Who are the participants?

  • How many? 167 students
  • Where from? Nitra Region, Slovakia
  • Age? 13–17 years old
  • Selection? The City of Nitra helped distribute the workshop invitation through its local networks.

Can you tell us a bit about yourself and your organization?

Youthwatch contributes to societal change by incorporating the perspectives, needs, and values of young people. The organization promotes inclusive participation and brings new visions of shared futures into public discourse and policymaking.

Let's talk about the project. What's it called?

The project is called Message Towards the Region. It aims to support the City of Nitra and the Council of Youth of the Nitra Region in addressing the emerging needs of their younger population. The city of Nitra was looking to better understand and engage with its youth. Youthwatch proposed to apply futures literacy methodologies to spark meaningful conversations and foster co-creation between youth and decision-makers.

The intention was twofold:

  1. Pilot futures literacy approaches to see whether they could effectively engage young people in civic processes.
  2. Empower youth to imagine and express their visions of the future of their city and their lives.

Method

Youthwatch piloted a structured program centered on futures literacy, using participatory methods like world-building and role-play to encourage youth engagement.

The program explored two main themes:

  1. Futures of Leisure Time (2040): How youth imagine spending their free time in the future.
  2. Education: As Slovakia undergoes curriculum reform, youth were invited to imagine the future of schools and learning.

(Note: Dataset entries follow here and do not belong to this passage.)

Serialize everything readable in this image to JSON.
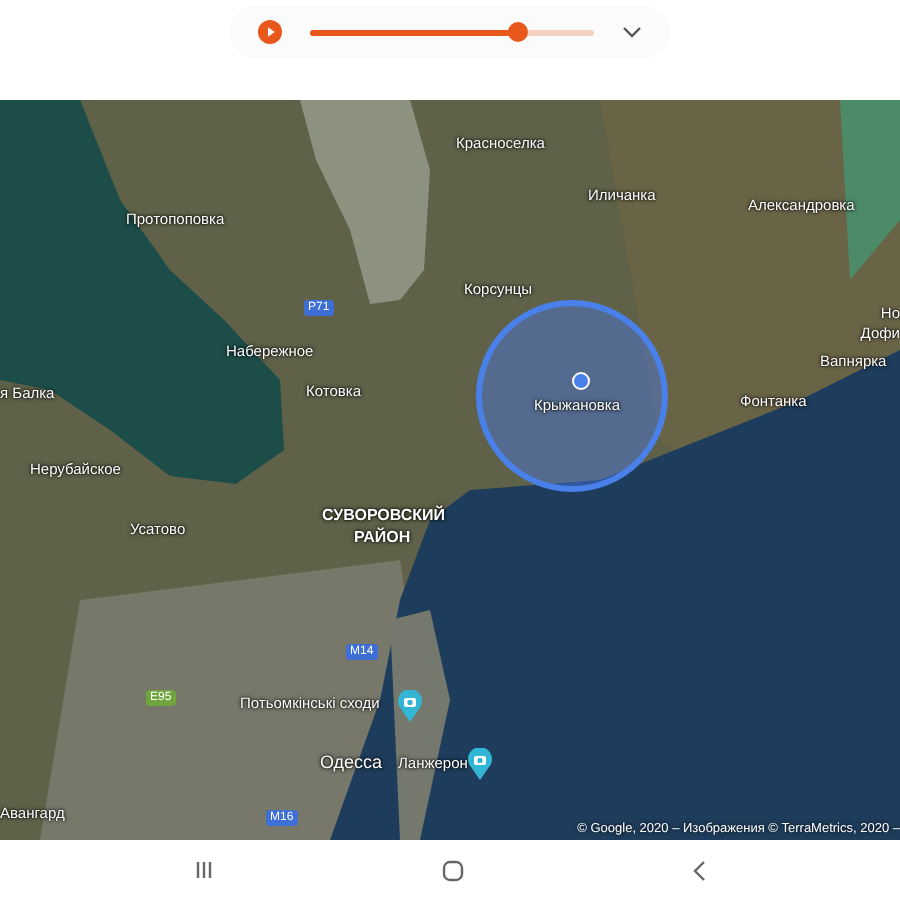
{
  "player": {
    "level": 0.73
  },
  "map": {
    "labels": [
      {
        "text": "Протопоповка",
        "kind": "place"
      },
      {
        "text": "Набережное",
        "kind": "place"
      },
      {
        "text": "Котовка",
        "kind": "place"
      },
      {
        "text": "я Балка",
        "kind": "place"
      },
      {
        "text": "Нерубайское",
        "kind": "place"
      },
      {
        "text": "Усатово",
        "kind": "place"
      },
      {
        "text": "Красноселка",
        "kind": "place"
      },
      {
        "text": "Иличанка",
        "kind": "place"
      },
      {
        "text": "Александровка",
        "kind": "place"
      },
      {
        "text": "Корсунцы",
        "kind": "place"
      },
      {
        "text": "Крыжановка",
        "kind": "place"
      },
      {
        "text": "Вапнярка",
        "kind": "place"
      },
      {
        "text": "Фонтанка",
        "kind": "place"
      },
      {
        "text": "Но",
        "kind": "place"
      },
      {
        "text": "Дофи",
        "kind": "place"
      },
      {
        "text": "СУВОРОВСКИЙ",
        "kind": "district"
      },
      {
        "text": "РАЙОН",
        "kind": "district"
      },
      {
        "text": "Потьомкінські сходи",
        "kind": "place"
      },
      {
        "text": "Одесса",
        "kind": "city"
      },
      {
        "text": "Ланжерон",
        "kind": "place"
      },
      {
        "text": "Авангард",
        "kind": "place"
      },
      {
        "text": "P71",
        "kind": "road-blue"
      },
      {
        "text": "M14",
        "kind": "road-blue"
      },
      {
        "text": "E95",
        "kind": "road-green"
      },
      {
        "text": "M16",
        "kind": "road-blue"
      }
    ],
    "attribution": "© Google, 2020 – Изображения © TerraMetrics, 2020 –"
  }
}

Over the course of the project, Youthwatch:

  • Organized 7 workshops
  • Facilitated round tables with elected officials
  • Engaged both students and teachers

Leisure Cycle: Visions of leisure in 2040

Young people imagined:

  • Spaces just for youth, accessible 24/7, without adult supervision.
  • Self-managed spaces for gathering, sharing information, and socializing.
  • Repurposing empty buildings, including a large unused one in Nitra:
    • One example: the third floor transformed into a therapeutic space.
    • Each floor had a distinct, youth-designed purpose based on their interests and emotional needs.

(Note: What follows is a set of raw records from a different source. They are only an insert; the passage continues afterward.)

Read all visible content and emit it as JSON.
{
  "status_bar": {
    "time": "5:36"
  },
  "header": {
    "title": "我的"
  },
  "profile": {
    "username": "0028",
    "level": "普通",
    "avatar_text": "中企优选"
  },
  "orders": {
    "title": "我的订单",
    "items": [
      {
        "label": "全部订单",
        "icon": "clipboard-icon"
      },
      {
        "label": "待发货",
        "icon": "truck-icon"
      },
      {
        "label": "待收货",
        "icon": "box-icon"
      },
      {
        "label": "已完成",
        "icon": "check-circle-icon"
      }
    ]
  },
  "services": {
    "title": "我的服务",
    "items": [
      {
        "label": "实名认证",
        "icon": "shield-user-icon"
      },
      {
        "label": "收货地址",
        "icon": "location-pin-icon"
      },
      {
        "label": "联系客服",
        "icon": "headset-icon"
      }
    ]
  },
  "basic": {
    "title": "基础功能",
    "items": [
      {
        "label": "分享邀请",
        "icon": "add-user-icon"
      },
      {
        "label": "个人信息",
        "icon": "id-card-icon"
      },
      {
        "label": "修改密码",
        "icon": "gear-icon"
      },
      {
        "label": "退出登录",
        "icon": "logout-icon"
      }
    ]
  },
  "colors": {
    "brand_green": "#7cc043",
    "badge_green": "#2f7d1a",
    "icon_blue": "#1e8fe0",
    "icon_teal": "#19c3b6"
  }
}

Education Cycle: Futures of learning

Amid ongoing education reform in Slovakia, workshops explored:

  • Future curricula that integrate climate change, AI, migration, war, and pandemics.
  • Emerging concerns about safety in schools, especially with the rise of school shootings in Slovakia and abroad.
  • Mental health as a major concern, with youth expressing the need for future leisure to support emotional well-being.

Imaginative outcomes included:

  • Unconditional income and automation in the workforce.
  • Household AI robots with ethical oversight:
    • Robots report to humans.
    • A human-run ethics committee oversees robotic behavior (including police robots).

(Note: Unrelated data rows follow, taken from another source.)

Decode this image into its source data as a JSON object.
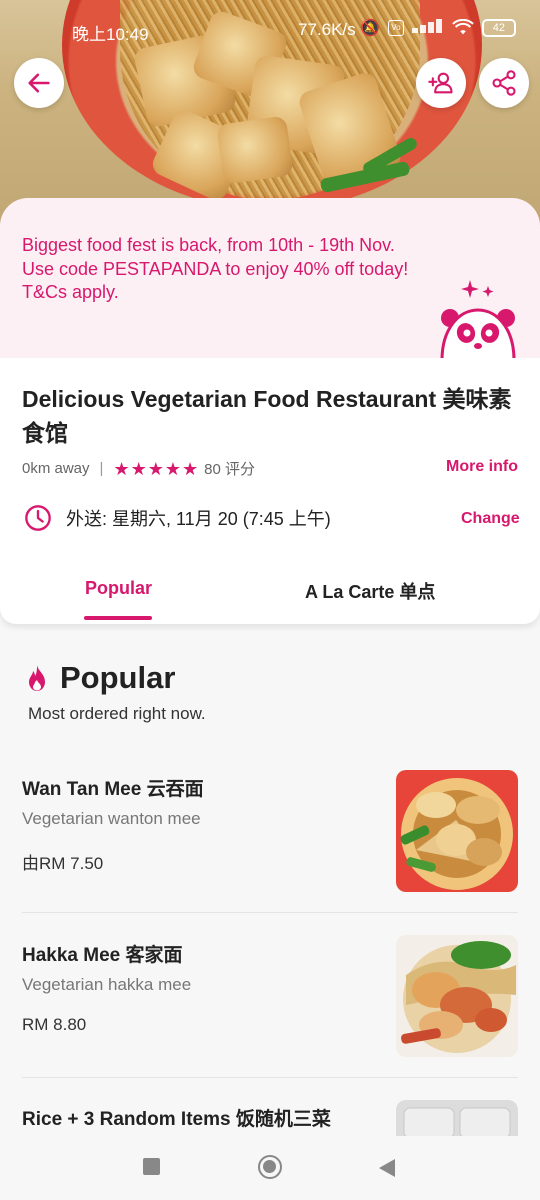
{
  "status_bar": {
    "time": "晚上10:49",
    "network_speed": "77.6K/s",
    "battery": "42",
    "icons": [
      "mute-icon",
      "volte-icon",
      "signal-icon",
      "wifi-icon",
      "battery-icon"
    ]
  },
  "header": {
    "back_icon": "arrow-left-icon",
    "group_order_icon": "add-person-icon",
    "share_icon": "share-icon"
  },
  "promo": {
    "text": "Biggest food fest is back, from 10th - 19th Nov. Use code PESTAPANDA to enjoy 40% off today! T&Cs apply."
  },
  "restaurant": {
    "name": "Delicious Vegetarian Food Restaurant 美味素食馆",
    "distance": "0km away",
    "rating_stars": 5,
    "ratings_count": "80 评分",
    "more_info": "More info",
    "delivery_text": "外送: 星期六, 11月 20 (7:45 上午)",
    "change": "Change"
  },
  "tabs": [
    {
      "label": "Popular",
      "active": true
    },
    {
      "label": "A La Carte 单点",
      "active": false
    }
  ],
  "popular_section": {
    "title": "Popular",
    "subtitle": "Most ordered right now."
  },
  "dishes": [
    {
      "name": "Wan Tan Mee 云吞面",
      "desc": "Vegetarian wanton mee",
      "price": "由RM 7.50"
    },
    {
      "name": "Hakka Mee 客家面",
      "desc": "Vegetarian hakka mee",
      "price": "RM 8.80"
    },
    {
      "name": "Rice + 3 Random Items 饭随机三菜",
      "desc": "",
      "price": ""
    }
  ],
  "colors": {
    "brand": "#d7186d",
    "promo_bg": "#fdf0f5"
  }
}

Youth scenarios often leaned dystopian, reflecting broader sociopolitical anxieties (e.g., war in Ukraine, social unrest). Although greenery and nature appeared in their visions (e.g., trees around schools), awareness of climate change was limited and mainly focused on recycling. Youth seemed more concerned with personal and emotional safety than environmental issues, which could become a future area of focus. Youthwatch asked participants about future involvement, but there is no clear follow-up mechanism. For many, it was their first time participating in a foresight process, and some even invited peers to join future workshops.